Расположились на диване. Ейбогин развалился на дальнем краю, поближе к окну, гость скромно присел в противоположном, возле обеденного стола, на котором горделиво возвышалась Аглая. Кошка любила гостей.

– Ну-с, – сказал Филипп, демонстративно взглянув на наручные часы (подарочные «Rado», не «Полет» какой-нибудь). – У меня тоже не очень много времени, так что хотелось бы…

– Новую книгу пишете? – Плейшнер заговорщицки подмигнул. – Понимаю, дело важное, мешать не стану. Но, может, когда вы меня послушаете, вы сами расхотите работать.

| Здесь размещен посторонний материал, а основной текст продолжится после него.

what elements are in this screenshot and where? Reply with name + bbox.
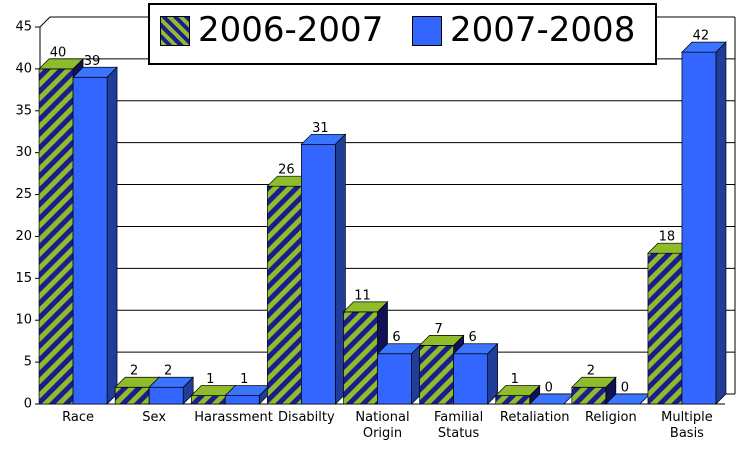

Ейбогин учтиво склонил голову, давая понять, что юмор отметил, но не оценил.

Гость долго не мог начать. Он теребил лежащий на коленях синий пакет, то сжимая его у горлышка, то вновь раскрывая, засовывал в него руку и вынимал. Очумелые глаза его блуждали по стенам.

– Эмм, – произнес Ейбогин, – как вас там, милейший?

– Демидис, – отчеканил Жердяй, зафиксировав взгляд на хозяине дома.

Филипп хмыкнул.

– Демидис? Раньше вы назвались, так скажем, более…

– Да, я иногда предпочитаю прикинуться обычным человеком, хотя на самом деле я тот еще чудик.

– Заметно. Итак… хм, Демидис, слушаю вас.

Гость наконец оставил в покое свой пакет, в котором, судя по выступающим габаритам, находилась вся центральная библиотека Славинска, включая закрытое хранилище.

– Начнем с того, что я прочел все ваши книги.

– Все? – Филипп качнул головой. – Однако…

– Дважды, – чеканно добавил Демидис и для пущей убедительности вздернул вверх два пальца.

Тяжелый случай, подумал слегка обалдевший Ейбогин. Впрочем, виду он не подал.

– Я помню мельчайшие и незначительные детали всех ваших сюжетов, на которые иной читатель не обратит внимания или скоро забудет. Я вижу некие закономерности, сходства и тенденции, которые, пожалуй… – Демидис взял многозначительную паузу. Филипп склонил голову в ожидании продолжения. – …которые, пожалуй, не видите вы сами.

С торжествующей улыбкой гость откинулся на спинку дивана. Синий пакет он тут же по-свойски положил рядом.

Ейбогин почмокал губами, еще раз взглянул на наручные часы.

– Смелое заявление, – выдавил он. – Вы полагаете, что знаете о моих книгах больше меня?

– А вы полагаете, что автор всегда знает, что у него получилось? Вынужден вас огорчить: у любого художника на выходе может получиться нечто иное, а подчас и противоположное тому, что он собирался сделать. Иные смыслы, иные акценты…

Ейбогин покряхтел. Предисловие Демидиса затягивалось, он ни на йоту не приблизился к сути. Кошка Аглая на обеденном столе нетерпеливо мяукнула.

– Вы не можете оценить масштабы и размеры своего полотна, – продолжил чудик. – Вы, как собиратель витража в Миланском соборе, вслепую кусочек за кусочком выстраиваете гигантскую картину. Ваш витраж еще не собран до конца, поэтому вы не видите, что получается.

– А вы, стало быть, увидели?

– Почти. Остались последние стеклышки, но я давно нахожусь в более выигрышном положении, потому что вижу прогресс мозаики со стороны и на некотором удалении.

– Поясните.

Гость, почуяв заинтересованность, приободрился и начал входить в раж.

– Закончив очередную книгу, вы сразу приступаете к следующей, не так ли? Причем у вас нет единой серии, даже двух-трех. В каждом новом романе действуют новые герои в новых обстоятельствах. Должен сказать, что это неслыханная дерзость и редкость по нынешним временам. Издатели как черт ладана боятся несерийной и неформатной беллетристики. Как вам это удалось?